Während die Indigos für das Lehren und Lernen stehen, stehen die Kristall-Kinder für Reinheit und Klarheit. Die Indigo-Kinder sind also, wenn man so will, die Wegbereiter der Kristall-Kinder und es ist kein Zufall, dass ältere Indigo-Kinder häufig Eltern von Kristall-Kindern werden.

Auch für die Indigo-Kinder ist jetzt die Zeit der Entwicklung angebrochen.

Spirituell gesehen, gesellen sich die Kristall-Kinder als Dank für die geleistete Arbeit zu den Indigo-Kindern.

Bedingungslose Ehrlichkeit

Wie sollten Familien, Erzieher, Pädagogen und wir alle mit diesen besonderen Kindern umgehen?

Diese Kinder, die Indigos genauso wie die Kristall-Kinder, benötigen mehr als andere Kinder das Gefühl, dass sie richtig sind, so wie sie sind. Sie brauchen den Anschluss, das Gefühl, dass sie geliebte und willkommene Kinder sind. Sie spüren sofort, ob man es ehrlich mit ihnen meint. Sie vertragen mehr als viele andere Menschen die Wahrheit. Sie fordern sie sogar rigoros ein! Aber sie teilen sie auch aus, egal wie alt sie sind. Und sie lassen sich den Mund nicht verbieten.

Ja, sie sind anders! Und ja, sie sind phasenweise wirklich sehr anstrengend. Aber sie sind auch unglaublich begabt. Sie haben das Talent uns, einfach so und mit einem Lächeln im Gesicht, mit uns selbst in Kontakt zu bringen.
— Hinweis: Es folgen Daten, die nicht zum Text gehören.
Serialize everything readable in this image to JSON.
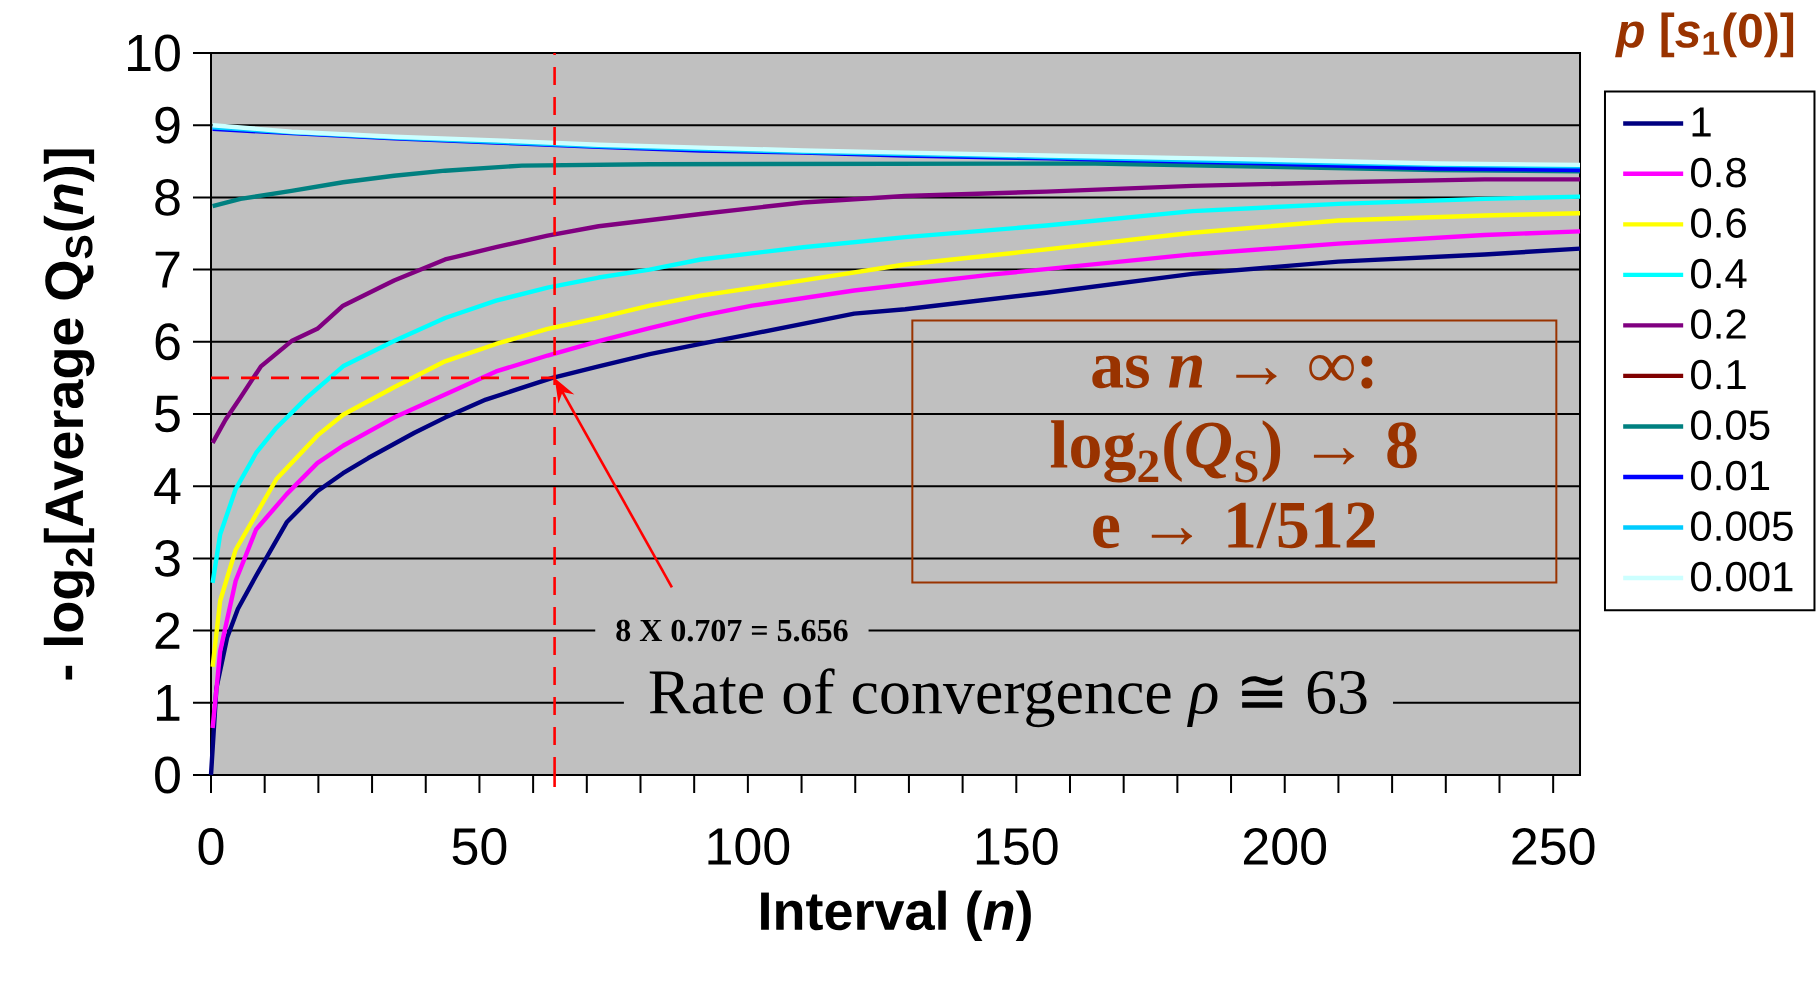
{
  "chart_data": {
    "type": "line",
    "xlabel": "Interval (*n*)",
    "ylabel": "- log$_{2}$[Average Q$_{S}$(*n*)]",
    "legend_title": "*p* [*s*$_{1}$(0)]",
    "xlim": [
      0,
      255
    ],
    "ylim": [
      0,
      10
    ],
    "xticks": [
      0,
      50,
      100,
      150,
      200,
      250
    ],
    "yticks": [
      0,
      1,
      2,
      3,
      4,
      5,
      6,
      7,
      8,
      9,
      10
    ],
    "grid": "y",
    "legend": "right",
    "marker": "none",
    "line_style": "solid",
    "series": [
      {
        "name": "1",
        "color": "#000080",
        "x": [
          0,
          1,
          3,
          5,
          8.4,
          14.1,
          19.8,
          24.6,
          29.3,
          37.9,
          43.6,
          51.2,
          57,
          63.6,
          72.2,
          81.7,
          91.2,
          100.8,
          110.3,
          119.8,
          129.3,
          155.6,
          182.8,
          210,
          237.2,
          255
        ],
        "values": [
          0,
          1.2,
          1.9,
          2.3,
          2.76,
          3.5,
          3.93,
          4.18,
          4.39,
          4.74,
          4.95,
          5.2,
          5.34,
          5.5,
          5.66,
          5.83,
          5.97,
          6.11,
          6.25,
          6.39,
          6.45,
          6.68,
          6.94,
          7.11,
          7.21,
          7.29
        ]
      },
      {
        "name": "0.8",
        "color": "#ff00ff",
        "x": [
          0.3,
          1.7,
          4.6,
          8.4,
          14.1,
          19.8,
          24.6,
          34.1,
          43.6,
          53.1,
          62.7,
          72.2,
          81.7,
          91.2,
          100.8,
          119.8,
          145.3,
          182.8,
          210,
          237.2,
          255
        ],
        "values": [
          0.65,
          1.71,
          2.69,
          3.4,
          3.89,
          4.32,
          4.56,
          4.95,
          5.27,
          5.59,
          5.81,
          6.01,
          6.19,
          6.36,
          6.5,
          6.71,
          6.93,
          7.21,
          7.36,
          7.48,
          7.53
        ]
      },
      {
        "name": "0.6",
        "color": "#ffff00",
        "x": [
          0.3,
          1.7,
          4.6,
          8.4,
          12.2,
          19.8,
          24.6,
          34.1,
          43.6,
          53.1,
          62.7,
          72.2,
          81.7,
          91.2,
          110.3,
          129.3,
          155.6,
          182.8,
          210,
          237.2,
          255
        ],
        "values": [
          1.5,
          2.41,
          3.12,
          3.61,
          4.1,
          4.7,
          4.99,
          5.37,
          5.73,
          5.97,
          6.18,
          6.33,
          6.5,
          6.64,
          6.85,
          7.07,
          7.28,
          7.51,
          7.68,
          7.75,
          7.78
        ]
      },
      {
        "name": "0.4",
        "color": "#00ffff",
        "x": [
          0.3,
          1.7,
          4.6,
          8.4,
          12.2,
          17.9,
          24.6,
          34.1,
          43.6,
          53.1,
          62.7,
          72.2,
          81.7,
          91.2,
          110.3,
          129.3,
          155.6,
          182.8,
          210,
          237.2,
          255
        ],
        "values": [
          2.66,
          3.33,
          3.96,
          4.46,
          4.81,
          5.23,
          5.66,
          6.01,
          6.33,
          6.57,
          6.75,
          6.89,
          7.0,
          7.14,
          7.31,
          7.45,
          7.61,
          7.81,
          7.91,
          7.98,
          8.01
        ]
      },
      {
        "name": "0.2",
        "color": "#800080",
        "x": [
          0.3,
          2.7,
          5.5,
          9.3,
          15,
          19.8,
          24.6,
          34.1,
          43.6,
          53.1,
          62.7,
          72.2,
          91.2,
          110.3,
          129.3,
          155.6,
          182.8,
          210,
          237.2,
          255
        ],
        "values": [
          4.6,
          4.92,
          5.23,
          5.66,
          6.01,
          6.18,
          6.5,
          6.85,
          7.14,
          7.31,
          7.47,
          7.6,
          7.77,
          7.93,
          8.02,
          8.08,
          8.16,
          8.21,
          8.25,
          8.25
        ]
      },
      {
        "name": "0.1",
        "color": "#800000"
      },
      {
        "name": "0.05",
        "color": "#008080",
        "x": [
          0.3,
          5.5,
          15,
          24.6,
          34.1,
          43.6,
          57.9,
          81.7,
          164.7,
          228.2,
          255
        ],
        "values": [
          7.88,
          7.98,
          8.09,
          8.21,
          8.3,
          8.37,
          8.44,
          8.46,
          8.47,
          8.38,
          8.36
        ]
      },
      {
        "name": "0.01",
        "color": "#0000ff",
        "x": [
          0.3,
          15,
          34.1,
          53.1,
          72.2,
          91.2,
          110.3,
          129.3,
          155.6,
          191.8,
          228.2,
          255
        ],
        "values": [
          8.95,
          8.89,
          8.82,
          8.76,
          8.7,
          8.65,
          8.62,
          8.58,
          8.54,
          8.48,
          8.4,
          8.38
        ]
      },
      {
        "name": "0.005",
        "color": "#00ccff",
        "x": [
          0.3,
          15,
          34.1,
          53.1,
          72.2,
          91.2,
          110.3,
          129.3,
          155.6,
          191.8,
          228.2,
          255
        ],
        "values": [
          8.97,
          8.9,
          8.83,
          8.77,
          8.71,
          8.67,
          8.63,
          8.6,
          8.56,
          8.5,
          8.45,
          8.43
        ]
      },
      {
        "name": "0.001",
        "color": "#ccffff",
        "x": [
          0.3,
          15,
          34.1,
          53.1,
          72.2,
          91.2,
          110.3,
          129.3,
          155.6,
          191.8,
          228.2,
          255
        ],
        "values": [
          9.0,
          8.91,
          8.84,
          8.79,
          8.73,
          8.69,
          8.65,
          8.62,
          8.58,
          8.53,
          8.47,
          8.45
        ]
      }
    ],
    "ref_lines": [
      {
        "axis": "x",
        "value": 64,
        "color": "#ff0000",
        "line_style": "dashed"
      },
      {
        "axis": "y",
        "value": 5.5,
        "color": "#ff0000",
        "line_style": "dashed"
      }
    ],
    "annotations": [
      "as  *n* → ∞:",
      "log$_{2}$(*Q*$_{S}$) → 8",
      "e → 1/512",
      "8 X 0.707 = 5.656",
      "Rate of convergence *ρ* ≅ 63"
    ]
  }
}
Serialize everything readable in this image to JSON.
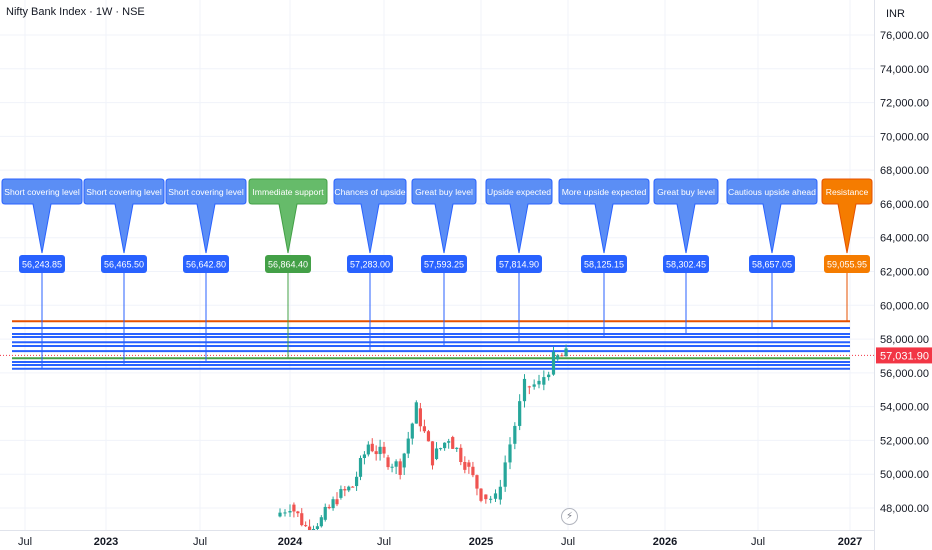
{
  "header": {
    "title": "Nifty Bank Index · 1W · NSE",
    "currency": "INR"
  },
  "price_axis": {
    "current_price": "57,031.90"
  },
  "colors": {
    "up": "#26a69a",
    "down": "#ef5350",
    "level_blue": "#2962ff",
    "callout_blue": "#5b8ef5",
    "callout_green": "#66bb6a",
    "callout_orange": "#f57c00",
    "resistance_line": "#e65100",
    "support_line": "#43a047",
    "price_label": "#f23645"
  },
  "icons": {
    "flash": "lightning-icon"
  },
  "chart_data": {
    "type": "candlestick",
    "title": "Nifty Bank Index · 1W · NSE",
    "xlabel": "",
    "ylabel": "",
    "ylim": [
      47000,
      76600
    ],
    "y_ticks": [
      "76,000.00",
      "74,000.00",
      "72,000.00",
      "70,000.00",
      "68,000.00",
      "66,000.00",
      "64,000.00",
      "62,000.00",
      "60,000.00",
      "58,000.00",
      "56,000.00",
      "54,000.00",
      "52,000.00",
      "50,000.00",
      "48,000.00"
    ],
    "y_tick_values": [
      76000,
      74000,
      72000,
      70000,
      68000,
      66000,
      64000,
      62000,
      60000,
      58000,
      56000,
      54000,
      52000,
      50000,
      48000
    ],
    "x_ticks": [
      {
        "label": "Jul",
        "bold": false,
        "date": "2022-07"
      },
      {
        "label": "2023",
        "bold": true,
        "date": "2023-01"
      },
      {
        "label": "Jul",
        "bold": false,
        "date": "2023-07"
      },
      {
        "label": "2024",
        "bold": true,
        "date": "2024-01"
      },
      {
        "label": "Jul",
        "bold": false,
        "date": "2024-07"
      },
      {
        "label": "2025",
        "bold": true,
        "date": "2025-01"
      },
      {
        "label": "Jul",
        "bold": false,
        "date": "2025-07"
      },
      {
        "label": "2026",
        "bold": true,
        "date": "2026-01"
      },
      {
        "label": "Jul",
        "bold": false,
        "date": "2026-07"
      },
      {
        "label": "2027",
        "bold": true,
        "date": "2027-01"
      }
    ],
    "last_price": 57031.9,
    "candles_approx_close": [
      {
        "date": "2023-12",
        "close": 47500
      },
      {
        "date": "2024-01",
        "close": 48200
      },
      {
        "date": "2024-02",
        "close": 46900
      },
      {
        "date": "2024-03",
        "close": 47300
      },
      {
        "date": "2024-04",
        "close": 48600
      },
      {
        "date": "2024-05",
        "close": 49300
      },
      {
        "date": "2024-06",
        "close": 51800
      },
      {
        "date": "2024-07",
        "close": 51000
      },
      {
        "date": "2024-08",
        "close": 50400
      },
      {
        "date": "2024-09",
        "close": 53900
      },
      {
        "date": "2024-10",
        "close": 50900
      },
      {
        "date": "2024-11",
        "close": 52200
      },
      {
        "date": "2024-12",
        "close": 50700
      },
      {
        "date": "2025-01",
        "close": 48800
      },
      {
        "date": "2025-02",
        "close": 48500
      },
      {
        "date": "2025-03",
        "close": 51800
      },
      {
        "date": "2025-04",
        "close": 55200
      },
      {
        "date": "2025-05",
        "close": 55300
      },
      {
        "date": "2025-06",
        "close": 56800
      },
      {
        "date": "2025-06-27",
        "close": 57031.9
      }
    ],
    "levels": [
      {
        "label": "Short covering level",
        "value": "56,243.85",
        "price": 56243.85,
        "style": "blue"
      },
      {
        "label": "Short covering level",
        "value": "56,465.50",
        "price": 56465.5,
        "style": "blue"
      },
      {
        "label": "Short covering level",
        "value": "56,642.80",
        "price": 56642.8,
        "style": "blue"
      },
      {
        "label": "Immediate support",
        "value": "56,864.40",
        "price": 56864.4,
        "style": "green"
      },
      {
        "label": "Chances of upside",
        "value": "57,283.00",
        "price": 57283.0,
        "style": "blue"
      },
      {
        "label": "Great buy level",
        "value": "57,593.25",
        "price": 57593.25,
        "style": "blue"
      },
      {
        "label": "Upside expected",
        "value": "57,814.90",
        "price": 57814.9,
        "style": "blue"
      },
      {
        "label": "More upside expected",
        "value": "58,125.15",
        "price": 58125.15,
        "style": "blue"
      },
      {
        "label": "Great buy level",
        "value": "58,302.45",
        "price": 58302.45,
        "style": "blue"
      },
      {
        "label": "Cautious upside ahead",
        "value": "58,657.05",
        "price": 58657.05,
        "style": "blue"
      },
      {
        "label": "Resistance",
        "value": "59,055.95",
        "price": 59055.95,
        "style": "orange"
      }
    ]
  }
}
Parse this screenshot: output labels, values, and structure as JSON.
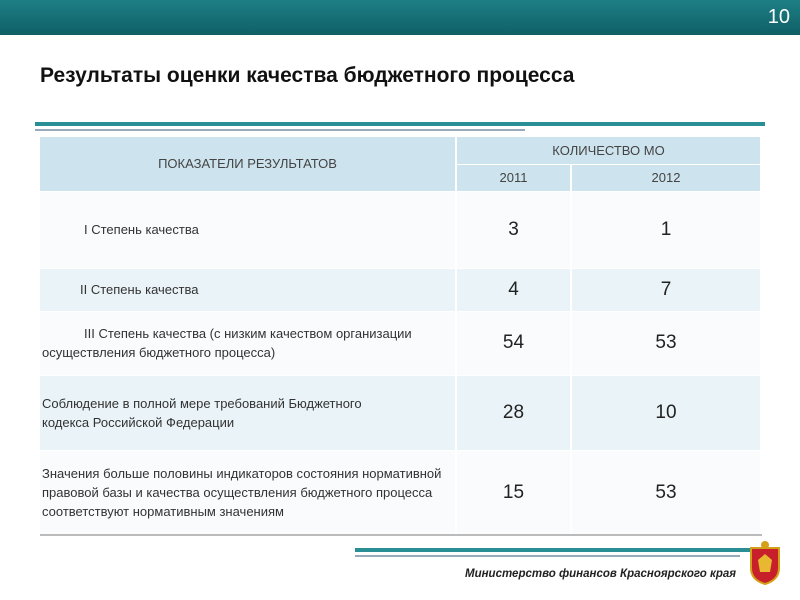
{
  "slide_number": "10",
  "title": "Результаты оценки качества бюджетного процесса",
  "table": {
    "header": {
      "indicators": "ПОКАЗАТЕЛИ РЕЗУЛЬТАТОВ",
      "count": "КОЛИЧЕСТВО МО",
      "years": [
        "2011",
        "2012"
      ]
    },
    "rows": [
      [
        "I Степень качества",
        3,
        1
      ],
      [
        "II Степень качества",
        4,
        7
      ],
      [
        "III Степень качества (с низким качеством организации осуществления бюджетного процесса)",
        54,
        53
      ],
      [
        "Соблюдение в полной мере требований Бюджетного кодекса Российской Федерации",
        28,
        10
      ],
      [
        "Значения больше половины индикаторов состояния нормативной правовой базы и качества осуществления бюджетного процесса соответствуют нормативным значениям",
        15,
        53
      ]
    ]
  },
  "footer": "Министерство финансов Красноярского края"
}
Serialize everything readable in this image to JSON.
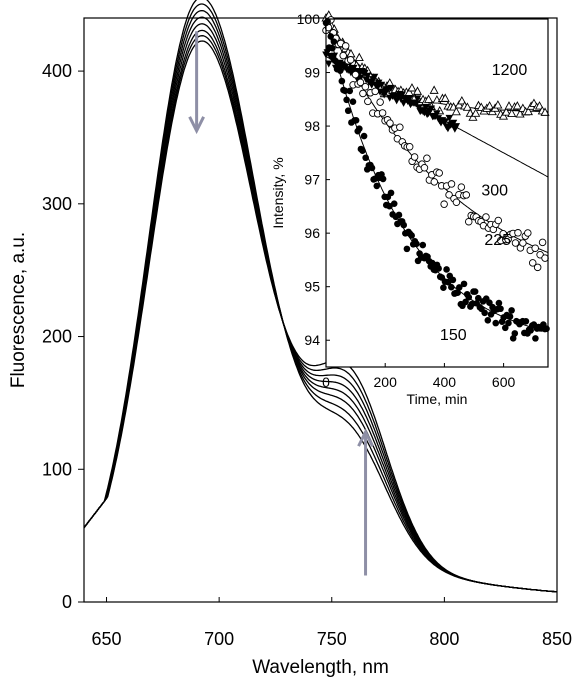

Wenn wir es schaffen, diesen Kindern endlich einen Platz in unserem Leben und unseren Herzen zu geben, ihnen ihre besondere Art nicht zum Vorwurf zu machen, wenn wir bereit sind ihnen mit Respekt und Achtung zu begegnen dann sind sie bereit zu lernen.

Ihre Wut und ihre Verzweiflung, mit der sie uns Tag für Tag konfrontieren wird sich in die Bereitschaft uns zuzuhören wandeln. Für diese Kinder ist es lebensnotwendig zu spüren, dass sie auf allen Ebenen unseres Seins geborgen sind.

Berühren Sie ihr Kind, wenn Sie ihm Grenzen setzen müssen. Erklären Sie ihm, was sein Verhalten nicht nur mit Ihnen sondern auch mit seinen Mitmenschen macht. Sprechen Sie viel über Ihre Gefühle. Öffnen Sie ihrem besonderen Kind Ihre Seele und Sie werden die Erfahrung machen, dass auch ihr Kind Ihnen seine Seele öffnet.

Ich wünsche Ihnen die Kraft und den Mut, sich ihrem Kind zu öffnen.